Remember those electoral colleges.

[-] -1 points by JamesS89118 (646) from Las Vegas, NV 13 years ago

you really are stupid. only 538 people on the planet get to vote for the Pres.

[-] 1 points by chigrl (94) 13 years ago

I'm sorry. I thought we graduated from high school name calling. I guess some people never grow up.

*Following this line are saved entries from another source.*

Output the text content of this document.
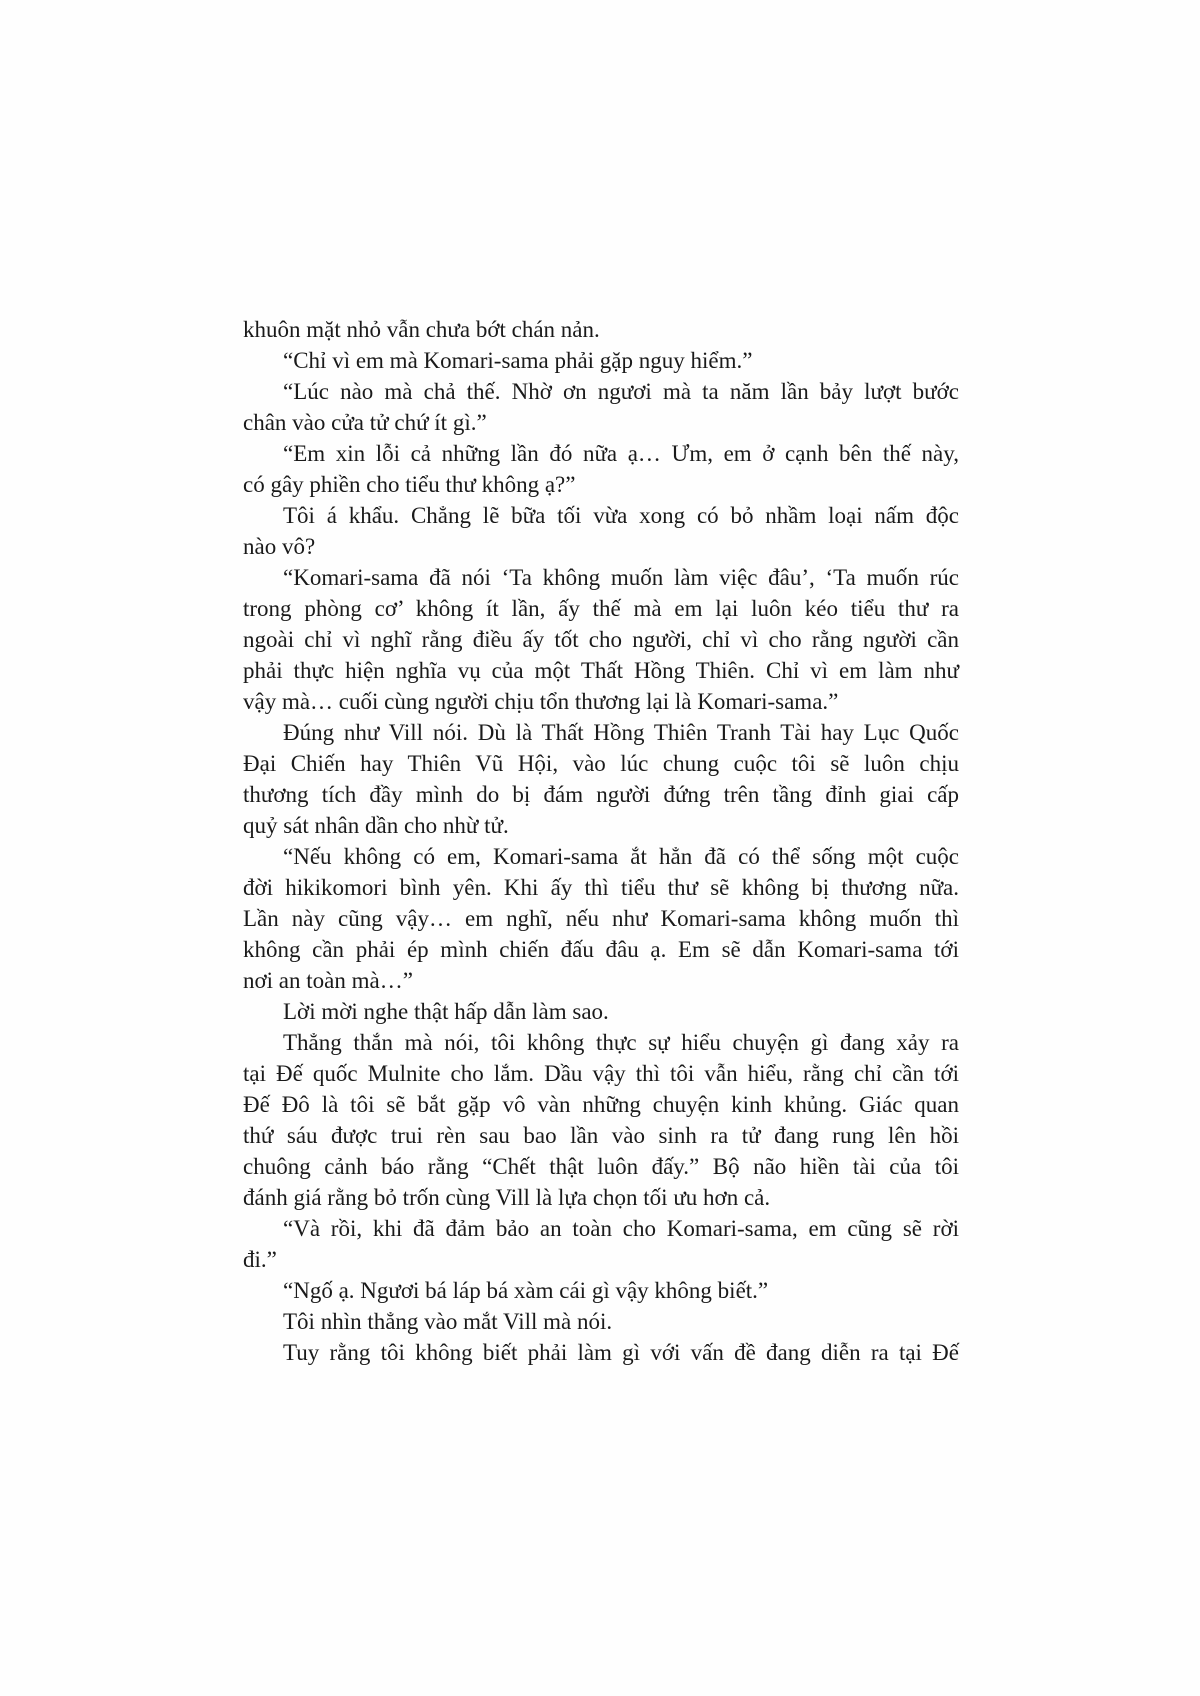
khuôn mặt nhỏ vẫn chưa bớt chán nản.
“Chỉ vì em mà Komari-sama phải gặp nguy hiểm.”
“Lúc nào mà chả thế. Nhờ ơn ngươi mà ta năm lần bảy lượt bước
chân vào cửa tử chứ ít gì.”
“Em xin lỗi cả những lần đó nữa ạ… Ưm, em ở cạnh bên thế này,
có gây phiền cho tiểu thư không ạ?”
Tôi á khẩu. Chẳng lẽ bữa tối vừa xong có bỏ nhầm loại nấm độc
nào vô?
“Komari-sama đã nói ‘Ta không muốn làm việc đâu’, ‘Ta muốn rúc
trong phòng cơ’ không ít lần, ấy thế mà em lại luôn kéo tiểu thư ra
ngoài chỉ vì nghĩ rằng điều ấy tốt cho người, chỉ vì cho rằng người cần
phải thực hiện nghĩa vụ của một Thất Hồng Thiên. Chỉ vì em làm như
vậy mà… cuối cùng người chịu tổn thương lại là Komari-sama.”
Đúng như Vill nói. Dù là Thất Hồng Thiên Tranh Tài hay Lục Quốc
Đại Chiến hay Thiên Vũ Hội, vào lúc chung cuộc tôi sẽ luôn chịu
thương tích đầy mình do bị đám người đứng trên tầng đỉnh giai cấp
quỷ sát nhân dần cho nhừ tử.
“Nếu không có em, Komari-sama ắt hẳn đã có thể sống một cuộc
đời hikikomori bình yên. Khi ấy thì tiểu thư sẽ không bị thương nữa.
Lần này cũng vậy… em nghĩ, nếu như Komari-sama không muốn thì
không cần phải ép mình chiến đấu đâu ạ. Em sẽ dẫn Komari-sama tới
nơi an toàn mà…”
Lời mời nghe thật hấp dẫn làm sao.
Thẳng thắn mà nói, tôi không thực sự hiểu chuyện gì đang xảy ra
tại Đế quốc Mulnite cho lắm. Dầu vậy thì tôi vẫn hiểu, rằng chỉ cần tới
Đế Đô là tôi sẽ bắt gặp vô vàn những chuyện kinh khủng. Giác quan
thứ sáu được trui rèn sau bao lần vào sinh ra tử đang rung lên hồi
chuông cảnh báo rằng “Chết thật luôn đấy.” Bộ não hiền tài của tôi
đánh giá rằng bỏ trốn cùng Vill là lựa chọn tối ưu hơn cả.
“Và rồi, khi đã đảm bảo an toàn cho Komari-sama, em cũng sẽ rời
đi.”
“Ngố ạ. Ngươi bá láp bá xàm cái gì vậy không biết.”
Tôi nhìn thẳng vào mắt Vill mà nói.
Tuy rằng tôi không biết phải làm gì với vấn đề đang diễn ra tại Đế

The people in the electoral college vote based on how the American public votes so you can't say there are 538 people randomly voting. Sure, you can say in this day and age it would be just as easy and better to go off of the popular vote (with modern technology to count votes etc.), but I don't see anyone protesting for that.

[-] 0 points by TIOUAISE (2526) 13 years ago

"Why do Americans support policies in banking, finance, insurance, medicine that support and sustain the 1% at their own expense?"

Perhaps because they've fallen under the spell of "TROLLTHINK" (Rush Limbaugh, Sarah Palin, Herman Cain, etc.

For more on "TROLLTHINK" - and for a good laugh - please check out :

http://occupywallst.org/forum/how-trolls-think-trollosophy-exposed/

[-] -3 points by figero (661) 13 years ago

Hey - if you dont like it here you can always move to your favorite country.